Que les amateurs de Ghost in the shell se mettent d’un côté. Que les fans de Mel Gibson et de Julia Roberts les rejoignent. Que ceux qui pensent qu’À la rencontre de Forrester est le second meilleur film de Gus Van Sant s’y incrustent. Et qu’accessoirement tous ceux qui se sont sentis un peu perdus à l’adolescence (et tentent vainement de se convaincre que ce sentiment a disparu) grossissent les rangs. Et que chacun d’entre eux prenne quelques instants pour songer à J.D. Salinger, parce que tous lui doivent quelque chose.
Salinger a juste écrit l’Attrape-coeurs. En haut de l’affiche on a préféré découvrir tous les jours cette île pleine de Noirs qu’un séisme a fait ressortir d’au-dessus du niveau de la mer, une île dont la misère a enfin une raison d’être filmée et dont on pense pouvoir s’amender en la regardant.
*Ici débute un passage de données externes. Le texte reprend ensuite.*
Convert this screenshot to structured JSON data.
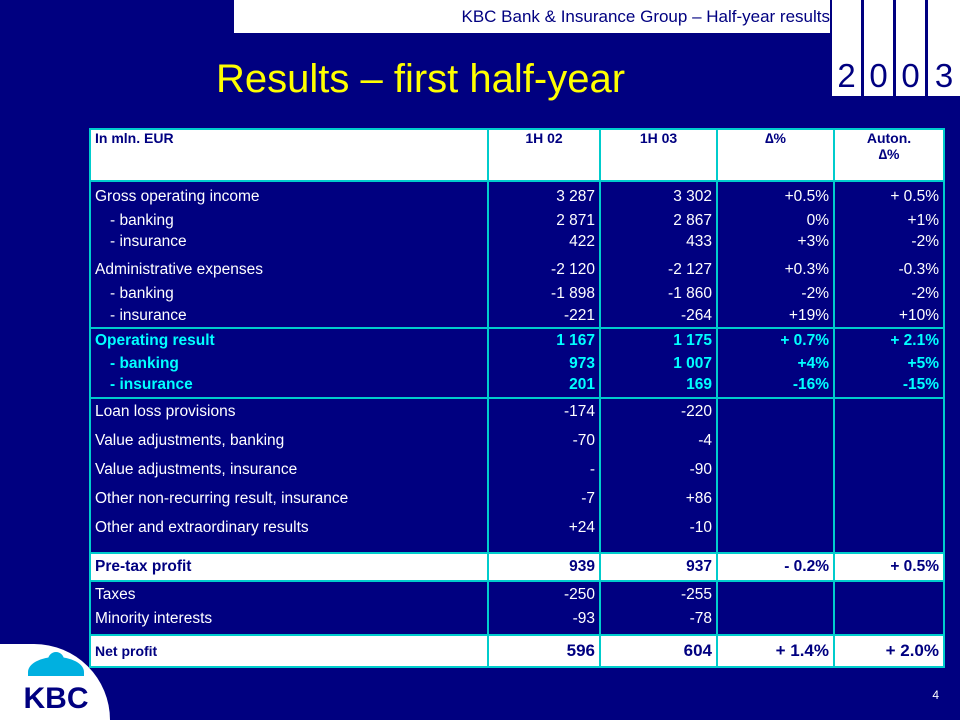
{
  "header": {
    "text": "KBC Bank & Insurance Group – Half-year results"
  },
  "year_digits": [
    "2",
    "0",
    "0",
    "3"
  ],
  "title": "Results – first half-year",
  "table": {
    "headers": {
      "label": "In mln. EUR",
      "c1": "1H 02",
      "c2": "1H 03",
      "c3": "∆%",
      "c4a": "Auton.",
      "c4b": "∆%"
    },
    "g1": {
      "r0": [
        "Gross operating income",
        "3 287",
        "3 302",
        "+0.5%",
        "+ 0.5%"
      ],
      "r1": [
        "- banking",
        "2 871",
        "2 867",
        "0%",
        "+1%"
      ],
      "r2": [
        "- insurance",
        "422",
        "433",
        "+3%",
        "-2%"
      ],
      "r3": [
        "Administrative expenses",
        "-2 120",
        "-2 127",
        "+0.3%",
        "-0.3%"
      ],
      "r4": [
        "- banking",
        "-1 898",
        "-1 860",
        "-2%",
        "-2%"
      ],
      "r5": [
        "- insurance",
        "-221",
        "-264",
        "+19%",
        "+10%"
      ]
    },
    "g2": {
      "r0": [
        "Operating result",
        "1 167",
        "1 175",
        "+ 0.7%",
        "+ 2.1%"
      ],
      "r1": [
        "- banking",
        "973",
        "1 007",
        "+4%",
        "+5%"
      ],
      "r2": [
        "- insurance",
        "201",
        "169",
        "-16%",
        "-15%"
      ]
    },
    "g3": {
      "r0": [
        "Loan loss provisions",
        "-174",
        "-220"
      ],
      "r1": [
        "Value adjustments, banking",
        "-70",
        "-4"
      ],
      "r2": [
        "Value adjustments, insurance",
        "-",
        "-90"
      ],
      "r3": [
        "Other non-recurring result, insurance",
        "-7",
        "+86"
      ],
      "r4": [
        "Other and extraordinary results",
        "+24",
        "-10"
      ]
    },
    "g4": {
      "r0": [
        "Pre-tax profit",
        "939",
        "937",
        "- 0.2%",
        "+ 0.5%"
      ]
    },
    "g5": {
      "r0": [
        "Taxes",
        "-250",
        "-255"
      ],
      "r1": [
        "Minority interests",
        "-93",
        "-78"
      ]
    },
    "g6": {
      "r0": [
        "Net profit",
        "596",
        "604",
        "+ 1.4%",
        "+ 2.0%"
      ]
    }
  },
  "logo": {
    "text": "KBC"
  },
  "page_number": "4",
  "colors": {
    "background": "#000080",
    "title": "#ffff00",
    "highlight": "#00ffff",
    "border": "#00cccc"
  }
}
Salinger était, avec Steinbeck et Charles Bukowski, l’écrivain américain majeur du siècle. La Beat Génération justifiait l’usage des drogues, et c’est à peu près tout. Et pour les polars et à la S.F., ils sont bien gentils les Américains, mais c’est aussi un peu parce qu’ils n’ont aucune concurrence qu’ils y sont les meilleurs.
C’est donc bel et bien un monument qui est mort. Mais pas du genre à n’avoir touché qu’une élite de spécialistes dont l’univers a été bouleversé, car Salinger a vendu, vend encore, est enseigné et étudié. Il n’a publié qu’un seul roman (ce qui ne veut pas dire qu’il n’en a écrit aucun autre). Il s’est consciencieusement tenu loin de toute forme de notoriété. Deux bonnes raisons pour les médias d’être discret sur sa mort. De la même manière que P. Bourdieu ne jouait pas le jeu du "quatrième pouvoir", il est logique qu’il y ait eu autant de journalistes ayant signifié la disparition du sociologue que de lecteurs des 1450 pages de La misère du monde.
À bien y réfléchir, il n’y a rien de bien gênant à cette retenue médiatique quant à l’événement. Si Pascal Sevran a même eu droit à deux annonces pour sa mort, que rien ne soit dit sur Salinger.
De toute façon, il n’est pas mort. Il a rejoint Elvis, Lester Bangs et 2Pac sur une île. Et ils se foutent bien de notre gueule.
La seule chose que l’on puisse faire, que l’on DOIVE faire, c’est arborer ce sourire triste, le même qui a terminé la lecture de l’Attrape-coeurs.
Et attendre la mort d’Alain Minc pour se bidonner sur les nombreuses hagiographies qui fleuriront alors.